Rebekah’s story started with her being a benefit to her husband. Their first twenty years together, they did not have children, but they had love for one another. Isaac prayed on her behalf that she be able to conceive a child. Hannah in 1 Samuel, for example, prayed for herself that she be able to conceive, but her husband did not. Isaac played an emotional, spiritual, and physical role in creating a family with Rebekah. It ended with Rebekah taking advantage of Isaac’s age and deteriorating health to elevate her favorite son. We are not told of her death. Her legacy is the scheming against Esau and Isaac.
So what can we take away from Rebekah that we might do better ourselves? I read Rebekah and I want to work to keep my marriage as hers was in the beginning. I want to watch myself with our five daughters and be sure that I am not showing favoritism among them. I want to have a relationship with my husband that is obviously one of a loving married couple and not just two friends who fill the spaces in each other’s lives.
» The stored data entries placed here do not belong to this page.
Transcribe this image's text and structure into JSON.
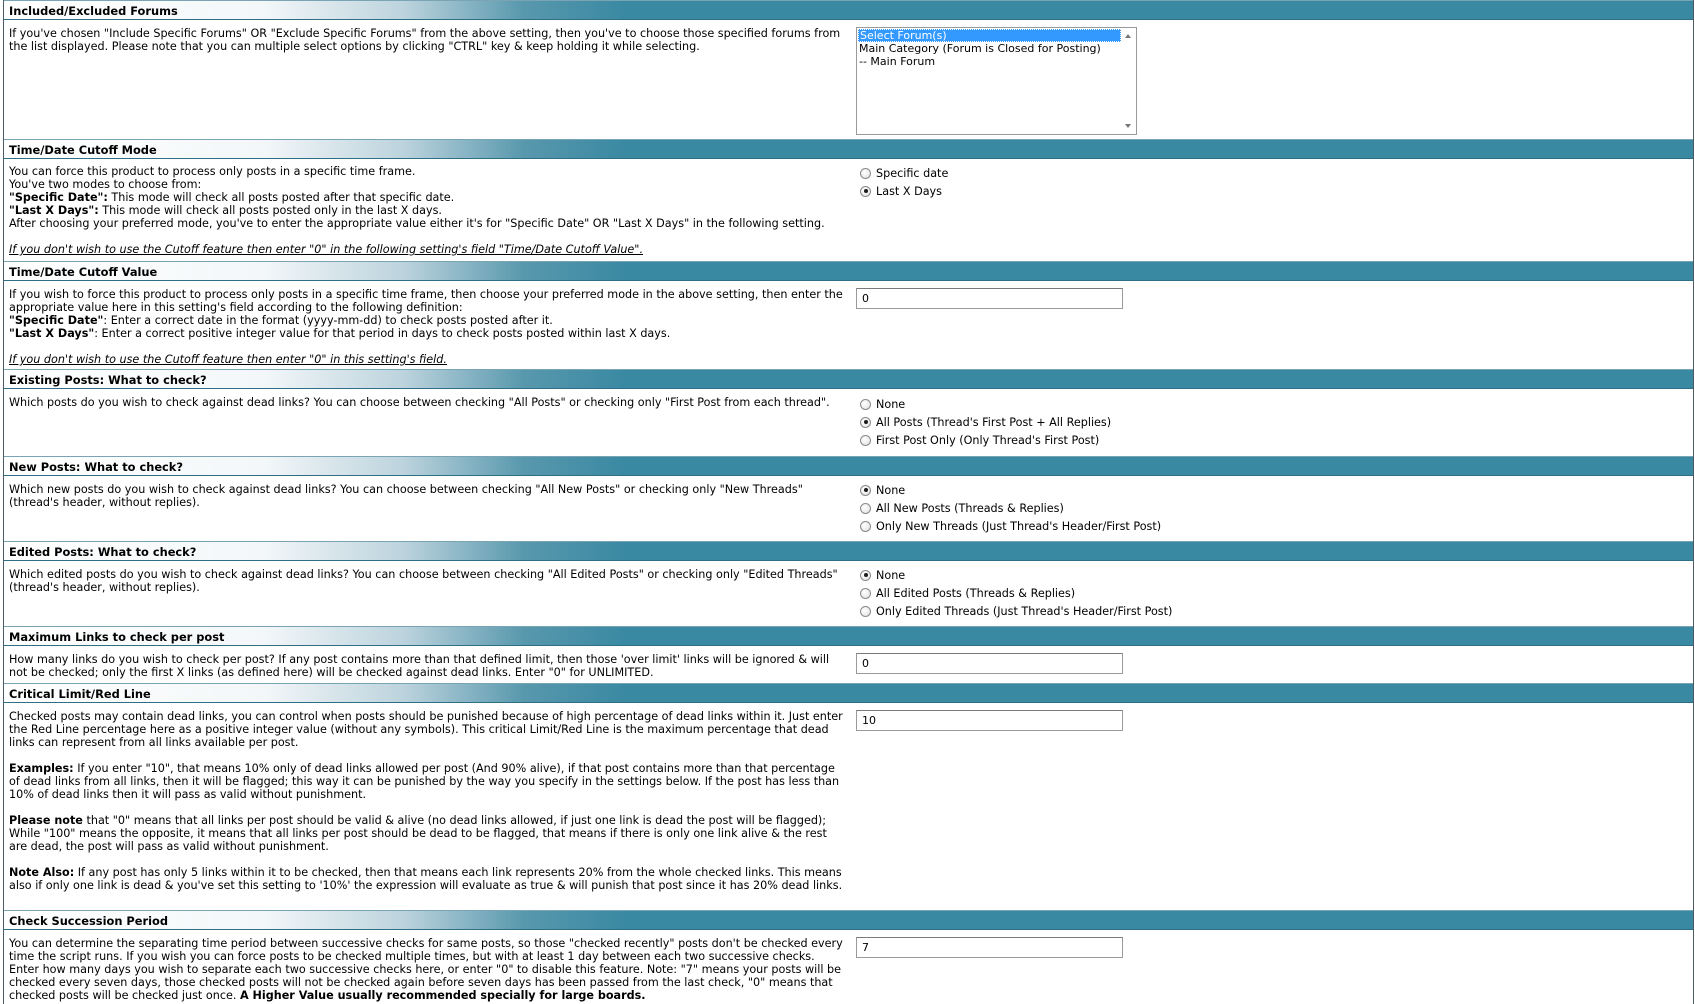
{
  "sections": {
    "forums": {
      "title": "Included/Excluded Forums",
      "desc": "If you've chosen \"Include Specific Forums\" OR \"Exclude Specific Forums\" from the above setting, then you've to choose those specified forums from the list displayed. Please note that you can multiple select options by clicking \"CTRL\" key & keep holding it while selecting.",
      "options": [
        "Select Forum(s)",
        "Main Category (Forum is Closed for Posting)",
        "-- Main Forum"
      ]
    },
    "cutoff_mode": {
      "title": "Time/Date Cutoff Mode",
      "line1": "You can force this product to process only posts in a specific time frame.",
      "line2": "You've two modes to choose from:",
      "line3_b": "\"Specific Date\":",
      "line3": " This mode will check all posts posted after that specific date.",
      "line4_b": "\"Last X Days\":",
      "line4": " This mode will check all posts posted only in the last X days.",
      "line5": "After choosing your preferred mode, you've to enter the appropriate value either it's for \"Specific Date\" OR \"Last X Days\" in the following setting.",
      "note": "If you don't wish to use the Cutoff feature then enter \"0\" in the following setting's field \"Time/Date Cutoff Value\".",
      "radio1": "Specific date",
      "radio2": "Last X Days"
    },
    "cutoff_value": {
      "title": "Time/Date Cutoff Value",
      "line1": "If you wish to force this product to process only posts in a specific time frame, then choose your preferred mode in the above setting, then enter the appropriate value here in this setting's field according to the following definition:",
      "line2_b": "\"Specific Date\"",
      "line2": ": Enter a correct date in the format (yyyy-mm-dd) to check posts posted after it.",
      "line3_b": "\"Last X Days\"",
      "line3": ": Enter a correct positive integer value for that period in days to check posts posted within last X days.",
      "note": "If you don't wish to use the Cutoff feature then enter \"0\" in this setting's field.",
      "value": "0"
    },
    "existing": {
      "title": "Existing Posts: What to check?",
      "desc": "Which posts do you wish to check against dead links? You can choose between checking \"All Posts\" or checking only \"First Post from each thread\".",
      "radio1": "None",
      "radio2": "All Posts (Thread's First Post + All Replies)",
      "radio3": "First Post Only (Only Thread's First Post)"
    },
    "newposts": {
      "title": "New Posts: What to check?",
      "desc": "Which new posts do you wish to check against dead links? You can choose between checking \"All New Posts\" or checking only \"New Threads\" (thread's header, without replies).",
      "radio1": "None",
      "radio2": "All New Posts (Threads & Replies)",
      "radio3": "Only New Threads (Just Thread's Header/First Post)"
    },
    "edited": {
      "title": "Edited Posts: What to check?",
      "desc": "Which edited posts do you wish to check against dead links? You can choose between checking \"All Edited Posts\" or checking only \"Edited Threads\" (thread's header, without replies).",
      "radio1": "None",
      "radio2": "All Edited Posts (Threads & Replies)",
      "radio3": "Only Edited Threads (Just Thread's Header/First Post)"
    },
    "maxlinks": {
      "title": "Maximum Links to check per post",
      "desc": "How many links do you wish to check per post? If any post contains more than that defined limit, then those 'over limit' links will be ignored & will not be checked; only the first X links (as defined here) will be checked against dead links. Enter \"0\" for UNLIMITED.",
      "value": "0"
    },
    "critical": {
      "title": "Critical Limit/Red Line",
      "p1": "Checked posts may contain dead links, you can control when posts should be punished because of high percentage of dead links within it. Just enter the Red Line percentage here as a positive integer value (without any symbols). This critical Limit/Red Line is the maximum percentage that dead links can represent from all links available per post.",
      "p2_b": "Examples:",
      "p2": " If you enter \"10\", that means 10% only of dead links allowed per post (And 90% alive), if that post contains more than that percentage of dead links from all links, then it will be flagged; this way it can be punished by the way you specify in the settings below. If the post has less than 10% of dead links then it will pass as valid without punishment.",
      "p3_b": "Please note",
      "p3": " that \"0\" means that all links per post should be valid & alive (no dead links allowed, if just one link is dead the post will be flagged); While \"100\" means the opposite, it means that all links per post should be dead to be flagged, that means if there is only one link alive & the rest are dead, the post will pass as valid without punishment.",
      "p4_b": "Note Also:",
      "p4": " If any post has only 5 links within it to be checked, then that means each link represents 20% from the whole checked links. This means also if only one link is dead & you've set this setting to '10%' the expression will evaluate as true & will punish that post since it has 20% dead links.",
      "value": "10"
    },
    "succession": {
      "title": "Check Succession Period",
      "desc": "You can determine the separating time period between successive checks for same posts, so those \"checked recently\" posts don't be checked every time the script runs. If you wish you can force posts to be checked multiple times, but with at least 1 day between each two successive checks. Enter how many days you wish to separate each two successive checks here, or enter \"0\" to disable this feature. Note: \"7\" means your posts will be checked every seven days, those checked posts will not be checked again before seven days has been passed from the last check, \"0\" means that checked posts will be checked just once. ",
      "desc_b": "A Higher Value usually recommended specially for large boards.",
      "value": "7"
    }
  }
}
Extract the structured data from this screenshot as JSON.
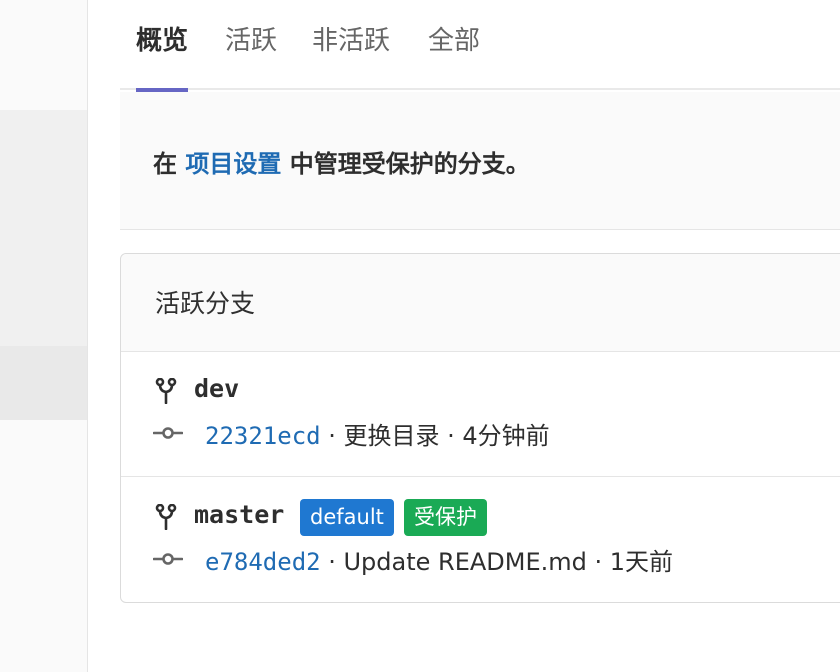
{
  "tabs": [
    {
      "label": "概览",
      "active": true
    },
    {
      "label": "活跃"
    },
    {
      "label": "非活跃"
    },
    {
      "label": "全部"
    }
  ],
  "banner": {
    "prefix": "在 ",
    "link": "项目设置",
    "suffix": " 中管理受保护的分支。"
  },
  "card": {
    "title": "活跃分支",
    "branches": [
      {
        "name": "dev",
        "commit_sha": "22321ecd",
        "commit_message": "更换目录",
        "time": "4分钟前",
        "separator": " · "
      },
      {
        "name": "master",
        "badges": [
          "default",
          "受保护"
        ],
        "commit_sha": "e784ded2",
        "commit_message": "Update README.md",
        "time": "1天前",
        "separator": " · "
      }
    ]
  },
  "colors": {
    "accent": "#6666c4",
    "link": "#1f6bb3",
    "badge_default": "#1f78d1",
    "badge_protected": "#1aaa55"
  },
  "icons": {
    "branch": "branch-icon",
    "commit": "commit-icon"
  }
}
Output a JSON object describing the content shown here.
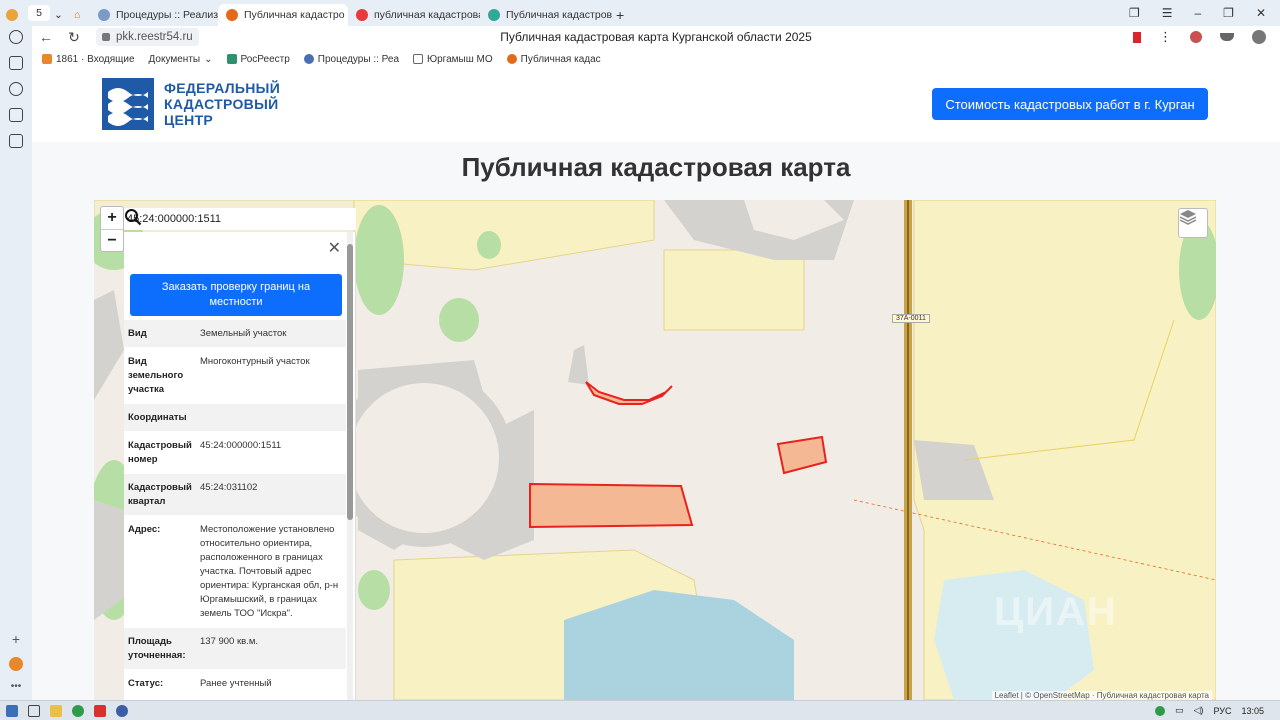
{
  "browser": {
    "tab_counter": "5",
    "tabs": [
      {
        "label": "Процедуры :: Реализация",
        "active": false
      },
      {
        "label": "Публичная кадастро",
        "active": true
      },
      {
        "label": "публичная кадастровая",
        "active": false
      },
      {
        "label": "Публичная кадастров",
        "active": false
      }
    ],
    "url": "pkk.reestr54.ru",
    "page_title": "Публичная кадастровая карта Курганской области 2025",
    "bookmarks": [
      "1861 · Входящие",
      "Документы",
      "РосРеестр",
      "Процедуры :: Реа",
      "Юргамыш МО",
      "Публичная кадас"
    ]
  },
  "site": {
    "logo_lines": [
      "ФЕДЕРАЛЬНЫЙ",
      "КАДАСТРОВЫЙ",
      "ЦЕНТР"
    ],
    "cta_button": "Стоимость кадастровых работ в г. Курган",
    "heading": "Публичная кадастровая карта"
  },
  "map": {
    "search_value": "45:24:000000:1511",
    "road_label": "37А-0011",
    "attribution": "Leaflet | © OpenStreetMap · Публичная кадастровая карта",
    "watermark": "ЦИАН"
  },
  "panel": {
    "order_button": "Заказать проверку границ на местности",
    "rows": [
      {
        "key": "Вид",
        "value": "Земельный участок"
      },
      {
        "key": "Вид земельного участка",
        "value": "Многоконтурный участок"
      },
      {
        "key": "Координаты",
        "value": ""
      },
      {
        "key": "Кадастровый номер",
        "value": "45:24:000000:1511"
      },
      {
        "key": "Кадастровый квартал",
        "value": "45:24:031102"
      },
      {
        "key": "Адрес:",
        "value": "Местоположение установлено относительно ориентира, расположенного в границах участка. Почтовый адрес ориентира: Курганская обл, р-н Юргамышский, в границах земель ТОО \"Искра\"."
      },
      {
        "key": "Площадь уточненная:",
        "value": "137 900 кв.м."
      },
      {
        "key": "Статус:",
        "value": "Ранее учтенный"
      }
    ]
  },
  "taskbar": {
    "lang": "РУС",
    "time": "13:05"
  },
  "colors": {
    "accent": "#0d6efd",
    "brand": "#1f5aa6",
    "parcel_fill": "#f5b895",
    "parcel_stroke": "#e8231d"
  }
}
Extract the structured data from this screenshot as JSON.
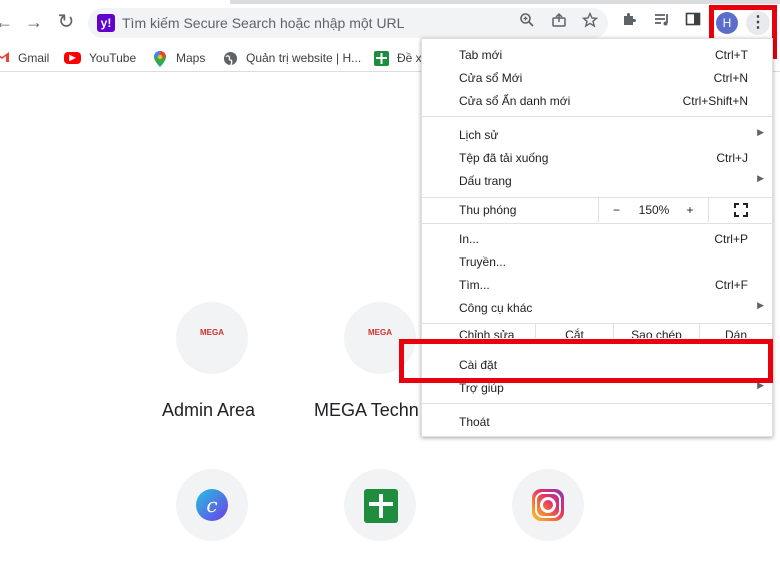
{
  "toolbar": {
    "back_glyph": "←",
    "forward_glyph": "→",
    "reload_glyph": "↻",
    "omnibox_placeholder": "Tìm kiếm Secure Search hoặc nhập một URL",
    "search_badge": "y!",
    "profile_initial": "H",
    "menu_glyph": "⋮"
  },
  "bookmarks": [
    {
      "label": "Gmail",
      "icon": "gmail-icon"
    },
    {
      "label": "YouTube",
      "icon": "youtube-icon"
    },
    {
      "label": "Maps",
      "icon": "maps-icon"
    },
    {
      "label": "Quản trị website | H...",
      "icon": "globe-icon"
    },
    {
      "label": "Đề x",
      "icon": "sheets-icon"
    }
  ],
  "shortcuts": [
    {
      "label": "Admin Area",
      "logo_text": "MEGA"
    },
    {
      "label": "MEGA Techn",
      "logo_text": "MEGA"
    },
    {
      "label": "",
      "logo_text": "c"
    },
    {
      "label": "",
      "logo_text": ""
    },
    {
      "label": "",
      "logo_text": ""
    }
  ],
  "menu": {
    "new_tab": {
      "label": "Tab mới",
      "shortcut": "Ctrl+T"
    },
    "new_window": {
      "label": "Cửa sổ Mới",
      "shortcut": "Ctrl+N"
    },
    "incognito": {
      "label": "Cửa sổ Ẩn danh mới",
      "shortcut": "Ctrl+Shift+N"
    },
    "history": {
      "label": "Lịch sử"
    },
    "downloads": {
      "label": "Tệp đã tải xuống",
      "shortcut": "Ctrl+J"
    },
    "bookmarks": {
      "label": "Dấu trang"
    },
    "zoom": {
      "label": "Thu phóng",
      "minus": "−",
      "value": "150%",
      "plus": "+"
    },
    "print": {
      "label": "In...",
      "shortcut": "Ctrl+P"
    },
    "cast": {
      "label": "Truyền..."
    },
    "find": {
      "label": "Tìm...",
      "shortcut": "Ctrl+F"
    },
    "more_tools": {
      "label": "Công cụ khác"
    },
    "edit": {
      "label": "Chỉnh sửa",
      "cut": "Cắt",
      "copy": "Sao chép",
      "paste": "Dán"
    },
    "settings": {
      "label": "Cài đặt"
    },
    "help": {
      "label": "Trợ giúp"
    },
    "exit": {
      "label": "Thoát"
    }
  },
  "colors": {
    "highlight": "#e8000c",
    "avatar": "#5b6ec9",
    "yahoo": "#6001d2"
  }
}
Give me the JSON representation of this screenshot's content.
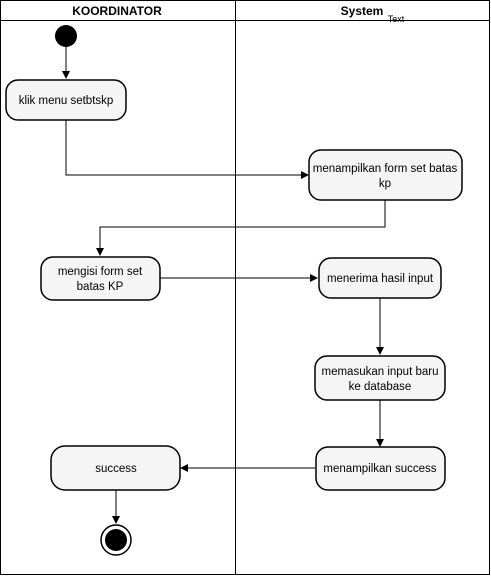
{
  "lanes": {
    "left_title": "KOORDINATOR",
    "right_title": "System",
    "stray_label": "Text"
  },
  "nodes": {
    "klik_menu": "klik menu setbtskp",
    "tampil_form": [
      "menampilkan form set batas",
      "kp"
    ],
    "mengisi_form": [
      "mengisi form set",
      "batas KP"
    ],
    "menerima_input": "menerima hasil input",
    "memasukan_input": [
      "memasukan input baru",
      "ke database"
    ],
    "tampil_success": "menampilkan success",
    "success": "success"
  },
  "colors": {
    "node_fill": "#f5f5f5",
    "stroke": "#000000"
  }
}
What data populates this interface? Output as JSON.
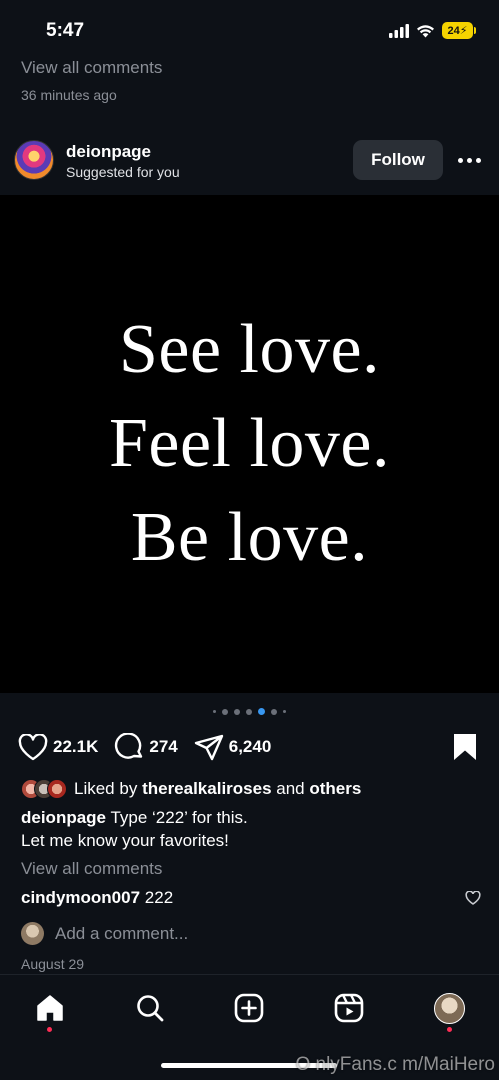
{
  "status": {
    "time": "5:47",
    "battery": "24"
  },
  "previous_post": {
    "view_comments": "View all comments",
    "time_ago": "36 minutes ago"
  },
  "post": {
    "username": "deionpage",
    "subtitle": "Suggested for you",
    "follow_label": "Follow",
    "quote_lines": [
      "See love.",
      "Feel love.",
      "Be love."
    ],
    "likes": "22.1K",
    "comments": "274",
    "shares": "6,240",
    "liked_by_prefix": "Liked by",
    "liked_by_user": "therealkaliroses",
    "liked_by_and": "and",
    "liked_by_others": "others",
    "caption_user": "deionpage",
    "caption_text": "Type ‘222’ for this.",
    "caption_line2": "Let me know your favorites!",
    "view_comments": "View all comments",
    "top_comment_user": "cindymoon007",
    "top_comment_text": "222",
    "add_comment_placeholder": "Add a comment...",
    "date": "August 29"
  },
  "carousel": {
    "active_index": 4,
    "count": 6
  },
  "watermark": "O nlyFans.c m/MaiHero",
  "colors": {
    "background": "#0d1117",
    "accent": "#3897f0",
    "notification": "#ff2d55"
  },
  "nav": [
    "home-icon",
    "search-icon",
    "create-icon",
    "reels-icon",
    "profile-avatar"
  ]
}
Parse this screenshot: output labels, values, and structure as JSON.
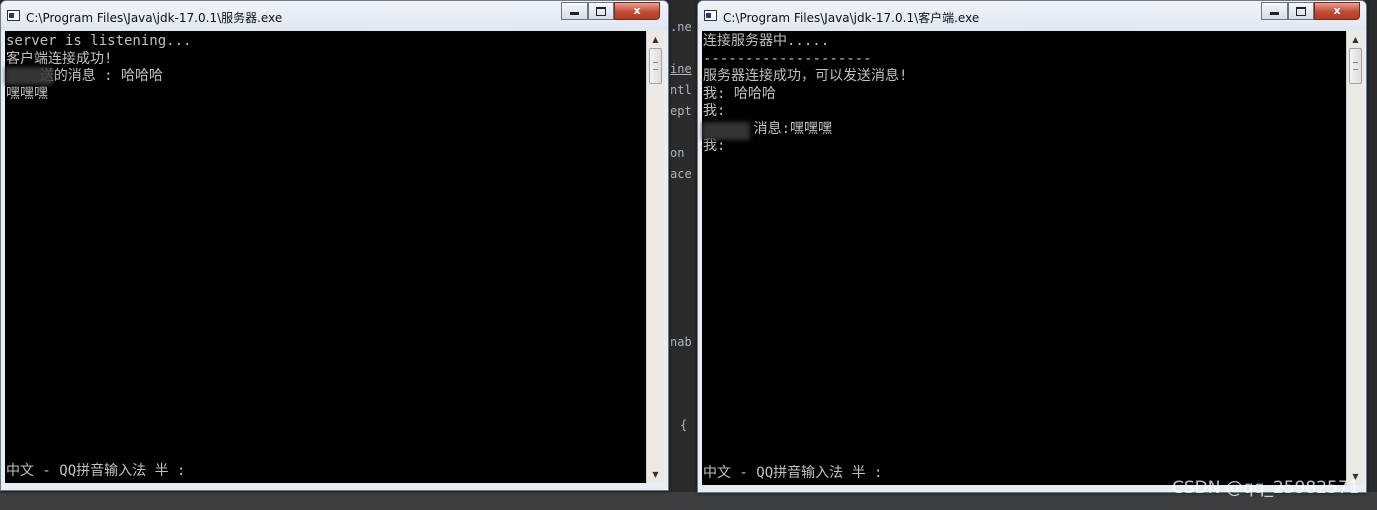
{
  "ide_background": {
    "fragments": [
      ".ne",
      "ine",
      "ntl",
      "ept",
      "on",
      "ace",
      "nab",
      "{"
    ]
  },
  "server_window": {
    "title": "C:\\Program Files\\Java\\jdk-17.0.1\\服务器.exe",
    "lines": [
      "server is listening...",
      "客户端连接成功!",
      "    送的消息 : 哈哈哈",
      "嘿嘿嘿"
    ],
    "ime_status": "中文 - QQ拼音输入法 半 :",
    "controls": {
      "minimize": "minimize",
      "maximize": "maximize",
      "close": "x"
    }
  },
  "client_window": {
    "title": "C:\\Program Files\\Java\\jdk-17.0.1\\客户端.exe",
    "lines": [
      "连接服务器中.....",
      "--------------------",
      "服务器连接成功，可以发送消息!",
      "我: 哈哈哈",
      "我:",
      "      消息:嘿嘿嘿",
      "我:"
    ],
    "ime_status": "中文 - QQ拼音输入法 半 :",
    "controls": {
      "minimize": "minimize",
      "maximize": "maximize",
      "close": "x"
    }
  },
  "icons": {
    "window_icon": "console-window-icon",
    "scroll_up": "▲",
    "scroll_down": "▼"
  },
  "watermark": "CSDN @qq_25982571",
  "colors": {
    "console_bg": "#000000",
    "console_text": "#c0c0c0",
    "close_button": "#c24a33"
  }
}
We do not see Rebekah calling on the Lord for help after the boys have been born. 1 Timothy 2:15 says that through bearing children, if she continues in FAITH, LOVE, and SELF-RESTRAINT, a woman will be preserved. 1 Timothy 5:14 tells younger widows to marry again, have children, and keep house to “give the enemy no occasion for reproach.” Raising children can either grow your spiritual life or break it – depending upon your focus. We saw both Eve and Sarah naming their children to reference God’s part in those children being there. Rebekah’s focus was upon the physical – Esau’s looks and the hope that Jacob would prevail. As a family legacy, I think Rebekah’s is one that should be avoided. The hopeful early days of her marriage however, and her eager spirit to do for others are definitely something I can take away and grow in!